J’entends une respiration haletante derrière moi. La vision floue, je redresse la tête. Anthony est penché en avant. Il ne tient plus sa batte. Confus, j’aperçois cette dernière au sol à côté de moi. Ma gorge se serre. Ce malade me l’a balancée dessus.
Soudain, alors que je le croyais hors-jeu, Nick se lève. La main sur sa bouche ensanglantée, il s’approche de moi. Ses yeux sont éclairés de haine.
– Tu vas morfler, fils de pute. Anthony, viens.
Celui-ci sourit et s’exécute. Avec nonchalance, il ramasse la batte et la fait tournoyer. Oui, il est doué pour ça. Il aurait pu faire partie de l’équipe de baseball. J’hésite à le lui dire.
À l’intérieur de moi, j’entends un rire nerveux. C’est bien le moment de plaisanter.
Merde, j’ai tellement mal à la tête.
Misérablement, j’essaie de me lever sur les coudes. Je n’y parviens pas.
Dépité, je les vois approcher.
C’en est fini de moi.
Les coups pleuvent. Vainement, je protège mon visage de mes mains.
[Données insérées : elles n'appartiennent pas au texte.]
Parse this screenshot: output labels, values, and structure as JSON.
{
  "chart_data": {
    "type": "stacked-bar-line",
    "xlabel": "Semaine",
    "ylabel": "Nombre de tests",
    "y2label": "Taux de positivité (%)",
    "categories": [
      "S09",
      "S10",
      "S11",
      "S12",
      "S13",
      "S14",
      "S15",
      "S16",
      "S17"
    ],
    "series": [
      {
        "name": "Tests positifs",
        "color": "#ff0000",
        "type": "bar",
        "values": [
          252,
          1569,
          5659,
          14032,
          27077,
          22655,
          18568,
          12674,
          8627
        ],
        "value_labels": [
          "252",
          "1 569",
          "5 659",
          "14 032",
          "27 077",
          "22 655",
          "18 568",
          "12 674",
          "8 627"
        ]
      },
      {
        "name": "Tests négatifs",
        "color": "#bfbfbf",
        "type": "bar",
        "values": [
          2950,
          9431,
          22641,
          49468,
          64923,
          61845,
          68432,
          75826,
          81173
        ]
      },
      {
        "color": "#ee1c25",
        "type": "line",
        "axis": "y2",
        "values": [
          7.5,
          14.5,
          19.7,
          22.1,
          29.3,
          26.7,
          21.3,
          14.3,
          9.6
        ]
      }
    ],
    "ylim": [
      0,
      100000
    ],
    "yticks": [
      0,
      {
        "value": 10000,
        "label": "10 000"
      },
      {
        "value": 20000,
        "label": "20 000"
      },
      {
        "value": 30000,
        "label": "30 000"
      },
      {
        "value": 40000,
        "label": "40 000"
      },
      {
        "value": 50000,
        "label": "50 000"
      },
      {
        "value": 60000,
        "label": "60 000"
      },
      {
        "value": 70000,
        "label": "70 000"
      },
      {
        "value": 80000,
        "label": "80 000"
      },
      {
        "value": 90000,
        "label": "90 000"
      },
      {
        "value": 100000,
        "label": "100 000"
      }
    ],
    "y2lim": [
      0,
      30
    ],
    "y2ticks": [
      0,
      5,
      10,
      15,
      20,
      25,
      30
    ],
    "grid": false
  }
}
La souffrance est un crescendo de rouge intense et de noir bref. Les sons sont étouffés, les respirations haletantes. Le métal contre mes os produit un bruit sourd. Bientôt, le sang coule et coule. C’est la seule source de chaleur que j’éprouve.
Il y a encore quelques épisodes de rouge intense alors que j’ai l’impression que mon crâne va exploser. Puis le noir s’abat sur moi comme un rideau tombe sur scène.